Doña Ana County, N.M., 911 Center to be Finished in One Year

The building design factors in security and sustainable-building features, such as vehicle barriers around the building, and bullet-proof walls and windows.


If everything goes smoothly, a new countywide 911 call center building could be built in about a year.

That's the message given to Doña Ana County, N.M., commissioners Tuesday by an architect with the firm designing the $6 million building to house the Mesilla Valley Regional Dispatch Authority.

Contractors next week will submit construction bids for the new facility, said Ron Campbell, architect with Steve Newby Architects.

The county commission will have to select a winning bid for the 18,000-square-foot building, county officials said.

Once a final contract is in place, the contractor will mobilize, Campbell said.

"That would put us pretty close to this time next year," he told the commission, when asked about the timeline for finishing the project.

Doña Ana County commissioners in August picked a location for the structure. The center will be built on a piece of land owned by the county just north of the Doña Ana County Government Center, 845 N. Motel Blvd., in Las Cruces. It's being paid for with revenue from a special bond OK'd by county voters last summer.

Security Features

The building design factors in a number of security and sustainable-building features, Campbell said.

For instance, there will be vehicle barriers around the building, built into the property's drainage system; bulletproof walls; bulletproof windows; and pass-card entry into the building's non-public areas, according to Campbell. Architects attempted to make the security features with aesthetics for the benefit of the dispatch employees.

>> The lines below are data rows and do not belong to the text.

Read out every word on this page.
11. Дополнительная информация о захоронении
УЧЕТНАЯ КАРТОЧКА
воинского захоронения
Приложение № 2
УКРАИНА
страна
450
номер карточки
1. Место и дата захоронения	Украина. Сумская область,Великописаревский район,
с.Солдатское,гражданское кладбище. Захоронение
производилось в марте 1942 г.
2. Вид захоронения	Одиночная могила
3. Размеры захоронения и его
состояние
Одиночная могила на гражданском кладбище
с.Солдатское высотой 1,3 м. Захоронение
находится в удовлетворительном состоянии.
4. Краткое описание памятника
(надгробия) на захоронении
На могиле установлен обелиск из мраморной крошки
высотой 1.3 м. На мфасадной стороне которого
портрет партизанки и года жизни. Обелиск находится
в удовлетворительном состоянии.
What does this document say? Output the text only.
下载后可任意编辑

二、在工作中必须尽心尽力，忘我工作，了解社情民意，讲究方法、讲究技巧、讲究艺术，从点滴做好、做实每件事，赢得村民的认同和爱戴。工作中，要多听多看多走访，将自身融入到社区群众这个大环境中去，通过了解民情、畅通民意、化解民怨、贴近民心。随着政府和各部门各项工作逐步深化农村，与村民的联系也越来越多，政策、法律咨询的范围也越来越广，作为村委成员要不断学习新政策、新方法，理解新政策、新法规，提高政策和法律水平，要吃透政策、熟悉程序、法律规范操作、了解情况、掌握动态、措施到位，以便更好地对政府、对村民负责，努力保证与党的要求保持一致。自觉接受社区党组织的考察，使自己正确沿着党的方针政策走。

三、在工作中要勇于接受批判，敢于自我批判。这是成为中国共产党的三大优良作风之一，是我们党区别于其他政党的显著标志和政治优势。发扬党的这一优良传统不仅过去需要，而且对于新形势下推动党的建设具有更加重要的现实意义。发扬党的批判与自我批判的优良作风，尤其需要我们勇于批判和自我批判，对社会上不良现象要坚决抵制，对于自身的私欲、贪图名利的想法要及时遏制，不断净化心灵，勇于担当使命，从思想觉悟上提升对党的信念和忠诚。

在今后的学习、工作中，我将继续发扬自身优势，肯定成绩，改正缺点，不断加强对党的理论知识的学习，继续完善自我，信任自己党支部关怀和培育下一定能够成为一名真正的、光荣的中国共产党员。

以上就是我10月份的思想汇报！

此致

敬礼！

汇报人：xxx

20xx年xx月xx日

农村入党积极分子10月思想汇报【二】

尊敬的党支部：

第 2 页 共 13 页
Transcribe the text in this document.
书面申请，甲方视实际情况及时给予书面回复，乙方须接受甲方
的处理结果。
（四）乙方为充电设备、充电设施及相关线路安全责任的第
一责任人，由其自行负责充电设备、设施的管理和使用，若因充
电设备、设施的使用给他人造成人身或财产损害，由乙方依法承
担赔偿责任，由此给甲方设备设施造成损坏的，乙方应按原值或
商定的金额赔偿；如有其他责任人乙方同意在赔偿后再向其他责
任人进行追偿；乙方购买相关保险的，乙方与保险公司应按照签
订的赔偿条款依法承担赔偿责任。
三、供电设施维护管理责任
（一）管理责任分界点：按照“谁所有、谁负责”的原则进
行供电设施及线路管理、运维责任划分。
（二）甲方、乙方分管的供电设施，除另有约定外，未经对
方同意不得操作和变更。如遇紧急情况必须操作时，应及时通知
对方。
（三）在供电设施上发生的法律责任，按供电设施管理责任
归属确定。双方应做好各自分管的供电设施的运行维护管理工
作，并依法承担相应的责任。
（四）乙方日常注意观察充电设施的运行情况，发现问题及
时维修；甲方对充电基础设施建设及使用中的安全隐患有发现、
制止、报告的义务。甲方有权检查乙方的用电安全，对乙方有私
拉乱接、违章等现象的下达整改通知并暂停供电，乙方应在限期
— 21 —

"We need to do it in a way that doesn't feel like they're in a bunker," he said.

Emergency dispatch officials have said the existing home for the dispatch center is too small and deteriorating. It also was never designed to handle 911 call center technology and is located in a vulnerable spot, just next to Lohman Avenue near Main Street.

Stucco, stone and fiberglass — which will allow for diffused natural light to enter the building — will be prominent building materials. Campbell said the plans allow for solar panels to be added eventually and xeriscaping is planned.

The structure will be elevated about two feet above the 500-year flood level.

Room to Grow

The building won't include as many offices as initially hoped for because of budget constraints, but the planning factors in future growth, architects said. Those spaces have been pushed into a second phase that will be built down the road.

"We've laid this facility out so it can be expanded," Campbell said.

Design architect Richard Haas of Steve Newby Architects said the design team, which included the county, city of Las Cruces and 911 call center officials, was careful in deciding what should be included in the first phase.

The group looked at "what do we need now to operate efficiently and safely, and what can we defer to Phase 2," he said. "They were trying to be very judicious with the taxpayers' money."

The first phase should meet the needs of the county for the next 10 to 15 years, based on the expected growth rate, Haas said. Phase 2 would add about 7,500 more square feet, he said.

Contractors' bids are due by 2 p.m. April 3 to the county.

The architects' presentation was made in a county commission meeting Tuesday, March 25 at the Doña Ana County Government Center, 845 N. Motel Blvd., Las Cruces.